Tasks with "and" in the name — should be split
No test tasks — TDD impossible without them
"Refactor as needed" / "Add error handling" — placeholder tasks
Tasks ordered alphabetically rather than by dependency — wrong order

Any of these red flags means: the artifact is not ready. Give specific feedback and request revision.

Common Rationalizations

Excuse	Reality
"The AI usually gets this right"	AI makes systematic mistakes. Review catches them.
"I'll catch issues during implementation"	Finding issues during coding costs 10x more to fix.
"The spec looks reasonable at a glance"	Skimming is not reviewing. Use the checklist.
"This is too small to need review"	Small changes have the most unexamined assumptions.
"I trust the AI's design decisions"	Trust but verify. The AI doesn't know your unwritten conventions.
"Review takes too long"	Rework from unreviewed specs takes longer.
"I already reviewed it during brainstorming"	Brainstorming explores. Propose formalizes. They're different artifacts.
"The tests will catch spec issues"	Tests verify implementation, not design quality. Wrong design + passing tests = wrong product.
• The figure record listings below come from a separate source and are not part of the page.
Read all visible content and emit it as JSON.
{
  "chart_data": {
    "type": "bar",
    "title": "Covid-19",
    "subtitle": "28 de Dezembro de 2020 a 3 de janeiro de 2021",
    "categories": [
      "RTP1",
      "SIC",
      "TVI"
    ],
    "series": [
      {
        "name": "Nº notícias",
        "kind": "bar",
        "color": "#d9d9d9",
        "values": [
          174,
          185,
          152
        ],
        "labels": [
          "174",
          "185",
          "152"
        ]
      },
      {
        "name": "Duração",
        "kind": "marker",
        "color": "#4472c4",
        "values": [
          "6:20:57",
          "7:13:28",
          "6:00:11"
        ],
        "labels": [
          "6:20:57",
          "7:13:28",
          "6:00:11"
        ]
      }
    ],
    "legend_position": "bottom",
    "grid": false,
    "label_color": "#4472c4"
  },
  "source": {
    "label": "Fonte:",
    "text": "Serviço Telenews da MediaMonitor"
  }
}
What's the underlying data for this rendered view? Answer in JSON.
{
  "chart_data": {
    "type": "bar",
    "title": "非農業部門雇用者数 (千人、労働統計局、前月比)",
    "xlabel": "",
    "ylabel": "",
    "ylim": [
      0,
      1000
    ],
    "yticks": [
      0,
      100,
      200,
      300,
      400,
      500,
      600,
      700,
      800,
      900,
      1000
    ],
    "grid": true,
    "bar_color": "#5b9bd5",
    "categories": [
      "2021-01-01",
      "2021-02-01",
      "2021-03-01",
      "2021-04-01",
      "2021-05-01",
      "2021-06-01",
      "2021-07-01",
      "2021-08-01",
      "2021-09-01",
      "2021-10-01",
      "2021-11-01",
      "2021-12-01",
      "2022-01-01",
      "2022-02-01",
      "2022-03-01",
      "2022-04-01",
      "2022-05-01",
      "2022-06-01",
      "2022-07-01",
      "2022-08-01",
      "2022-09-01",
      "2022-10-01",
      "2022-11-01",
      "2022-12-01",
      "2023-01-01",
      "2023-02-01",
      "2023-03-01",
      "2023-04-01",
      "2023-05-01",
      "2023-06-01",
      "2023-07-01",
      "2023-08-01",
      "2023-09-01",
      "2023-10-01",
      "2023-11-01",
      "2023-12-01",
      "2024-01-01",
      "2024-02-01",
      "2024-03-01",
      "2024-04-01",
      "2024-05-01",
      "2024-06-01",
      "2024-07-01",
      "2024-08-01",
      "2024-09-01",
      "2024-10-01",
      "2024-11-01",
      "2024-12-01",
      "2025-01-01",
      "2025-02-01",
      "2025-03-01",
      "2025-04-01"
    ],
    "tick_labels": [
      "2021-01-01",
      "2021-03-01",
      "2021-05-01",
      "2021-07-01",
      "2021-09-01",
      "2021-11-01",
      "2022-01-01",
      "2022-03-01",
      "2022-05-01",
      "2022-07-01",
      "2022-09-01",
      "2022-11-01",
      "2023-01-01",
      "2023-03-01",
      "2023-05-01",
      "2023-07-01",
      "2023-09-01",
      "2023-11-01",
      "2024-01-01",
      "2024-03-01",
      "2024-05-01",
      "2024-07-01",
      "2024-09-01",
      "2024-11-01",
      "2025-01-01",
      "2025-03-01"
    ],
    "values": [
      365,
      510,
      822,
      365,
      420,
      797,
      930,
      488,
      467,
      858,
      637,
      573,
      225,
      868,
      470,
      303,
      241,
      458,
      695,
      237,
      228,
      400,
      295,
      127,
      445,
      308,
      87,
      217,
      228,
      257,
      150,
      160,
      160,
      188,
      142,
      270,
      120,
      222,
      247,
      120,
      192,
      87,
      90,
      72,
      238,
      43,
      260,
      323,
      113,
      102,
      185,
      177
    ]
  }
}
All of these mean: do the review. Follow the checklist.

Common Failures

Claim	Requires	Not Sufficient
"Specs reviewed"	Every checklist item checked, issues documented	"Read through it", "looks fine"
"Scope is clear"	In/out scope sections are explicit and complete	"I know what they mean"
"Design is solid"	Alternatives documented, decisions justified, risks noted	"The approach makes sense"
"Tasks are executable"	Each task concrete, independently verifiable, correctly ordered	"The list looks complete"
"Ready for implementation"	All red flags resolved, tier-appropriate checklist passed	"Should be good enough"

After Review Passes

Review passed → invoke superpowers:writing-plans to refine task granularity

REQUIRED SUB-SKILL: Use superpowers:writing-plans to convert the reviewed tasks.md into 2-5 minute bite-sized tasks. The reviewed artifacts are now the authoritative spec baseline — writing-plans works from them.

Why This Matters

Unreviewed AI-generated specs cause predictable failures:

Scope creep: "While we're at it, let's also..." — adds unplanned work mid-implementation
Wrong technology: AI proposes a library that conflicts with existing stack
Missing error handling: Happy-path-only specs produce brittle implementations
Untestable requirements: Vague specs can't be verified — "did we build the right thing?"
Design drift: Without a decision record, 3 months later nobody remembers why approach A was chosen

Review is the human judgment gate. AI generates fast. Humans decide correctly.

The Bottom Line

No code before reviewed specs.

Read each artifact. Check against the checklist. Flag every issue. Only when all artifacts pass review does implementation begin.

This is non-negotiable.